L’« Aquarius » le 16 septembre. / SAMUEL GRATACAP POUR « LE MONDE »

Déjà à l’origine de deux crises européennes, en juin et en août, le navire humanitaire Aquarius est à nouveau au centre d’un affrontement entre europhiles et nationalistes. Lundi 24 septembre, le bâtiment affrété par les associations SOS-Méditerranée et Médecins sans frontières, qui naviguait au large des côtes libyennes, a demandé à pouvoir faire route vers Marseille, afin d’y débarquer des migrants récupérés ces derniers jours sur des embarcations de fortune.

« Aujourd’hui, nous faisons la demande solennelle et officielle aux autorités françaises » de donner, « de manière humanitaire, l’autorisation de débarquer » les 58 rescapés actuellement sur l’Aquarius, parmi lesquels 17 femmes et 18 mineurs, a déclaré le directeur des opérations de SOS-Méditerranée, Frédéric Penard, lors d’une conférence de presse à Paris.

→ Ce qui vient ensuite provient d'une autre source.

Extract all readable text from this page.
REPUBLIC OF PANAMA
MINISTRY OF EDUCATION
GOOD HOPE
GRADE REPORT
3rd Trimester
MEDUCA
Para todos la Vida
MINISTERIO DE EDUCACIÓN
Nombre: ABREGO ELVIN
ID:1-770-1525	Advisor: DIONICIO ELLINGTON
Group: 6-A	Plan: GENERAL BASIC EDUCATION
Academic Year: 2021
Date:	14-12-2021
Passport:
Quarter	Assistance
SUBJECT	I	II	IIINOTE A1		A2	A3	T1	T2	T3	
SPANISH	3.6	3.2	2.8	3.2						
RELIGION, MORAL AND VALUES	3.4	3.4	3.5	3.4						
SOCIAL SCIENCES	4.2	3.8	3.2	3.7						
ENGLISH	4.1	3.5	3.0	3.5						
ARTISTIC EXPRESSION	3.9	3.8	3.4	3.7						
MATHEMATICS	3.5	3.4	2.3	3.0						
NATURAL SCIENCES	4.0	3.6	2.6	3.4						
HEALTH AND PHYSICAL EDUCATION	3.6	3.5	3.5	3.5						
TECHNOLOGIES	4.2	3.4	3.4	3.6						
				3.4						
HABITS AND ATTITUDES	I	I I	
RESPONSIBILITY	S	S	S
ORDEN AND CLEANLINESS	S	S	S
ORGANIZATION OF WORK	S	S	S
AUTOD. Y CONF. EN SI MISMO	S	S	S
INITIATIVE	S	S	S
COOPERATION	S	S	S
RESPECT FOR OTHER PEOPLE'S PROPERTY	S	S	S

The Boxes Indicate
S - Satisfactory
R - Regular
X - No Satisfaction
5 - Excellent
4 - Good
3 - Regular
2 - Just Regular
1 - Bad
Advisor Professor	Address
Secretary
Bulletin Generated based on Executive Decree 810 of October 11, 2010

Sollicitées, l’Italie et Malte ont indiqué ne pas vouloir accueillir le navire et lui ont fermé leurs ports, pourtant plus proches.

Fidèle à des principes posés lors d’un conseil européen, les 28 et 29 juin, la France a répondu préférer « chercher une solution européenne » pour répartir les migrants à bord de l’Aquarius, plutôt que de lui ouvrir unilatéralement un de ses ports. « Pour le débarquement, on veut tenir le principe du port sûr le plus proche », indique-t-on dans l’entourage d’Emmanuel Macron, où l’on rappelle que la France n’a pas changé de position depuis la première crise : « Débarquement à proximité et répartition solidaire immédiate. »

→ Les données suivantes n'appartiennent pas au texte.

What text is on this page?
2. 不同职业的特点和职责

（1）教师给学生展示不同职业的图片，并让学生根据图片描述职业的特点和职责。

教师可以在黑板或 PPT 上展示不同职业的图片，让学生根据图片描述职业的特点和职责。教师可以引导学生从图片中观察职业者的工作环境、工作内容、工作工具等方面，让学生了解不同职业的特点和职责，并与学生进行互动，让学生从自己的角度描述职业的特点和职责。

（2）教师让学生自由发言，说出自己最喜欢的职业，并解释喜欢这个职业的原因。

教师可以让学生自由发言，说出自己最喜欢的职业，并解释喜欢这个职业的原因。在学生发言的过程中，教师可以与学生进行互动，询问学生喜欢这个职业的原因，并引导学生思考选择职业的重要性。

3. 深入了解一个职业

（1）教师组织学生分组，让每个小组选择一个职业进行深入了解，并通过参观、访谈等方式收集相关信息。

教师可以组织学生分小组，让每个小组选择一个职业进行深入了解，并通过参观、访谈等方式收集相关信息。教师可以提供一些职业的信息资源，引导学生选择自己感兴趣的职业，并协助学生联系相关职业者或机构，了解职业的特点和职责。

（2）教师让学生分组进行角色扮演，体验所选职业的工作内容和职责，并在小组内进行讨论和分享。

Campagne contre les populistes

Le sujet représente, à huit mois des élections européennes, un point de clivage permettant aux uns et autres sur la scène poli­tique de faire valoir leurs positions. Sans surprise, le choix du gouvernement a été vivement dénoncé à gauche. « L’Aquarius doit pouvoir accoster à Marseille. C’est notre devoir et notre honneur », a ainsi écrit sur Twitter Jean-Luc Mélenchon, député (LFI) des Bouches-du-Rhône. « On ne laisse pas mourir des êtres humains devant soi au motif que d’autres devraient le faire et que c’est de leur responsabilité ! », a abondé David Assouline, vice-président (PS) du Sénat.

« C’est par la coopération avec nos partenaires européens que nous apporterons une solution. Ne tombons pas dans le piège que certains nous tendent », a au contraire plaidé Benjamin Griveaux, le porte-parole du gouvernement, lundi soir sur Canal+. En ouvrant un de ses ports, la France craint de créer un précédent et de donner à Matteo Salvini, le ministre de l’intérieur italien, le prétexte pour ne plus accueillir de bateaux humanitaires. M. Macron veut aussi démontrer que l’UE peut être une solution. Une façon, selon les macronistes, de faire campagne contre les populistes.

Le pavillon d’un bateau, indispensable pour naviguer

Juridiquement, le pavillon désigne la nationalité de rattachement d’un bateau. Cette immatriculation est obligatoire pour lui permettre de naviguer, d’accoster dans un port et d’être identifié en cas de problème.

En haute mer, un navire relève exclusivement des autorités de son pavillon. Mais il est soumis à la loi de l’Etat du port ou du pays dans lequel il se trouve lorsqu’il est dans ses eaux territoriales (jusqu’à 12 milles de ses côtes). L’Aquarius ne navigue en revanche que dans les eaux internationales.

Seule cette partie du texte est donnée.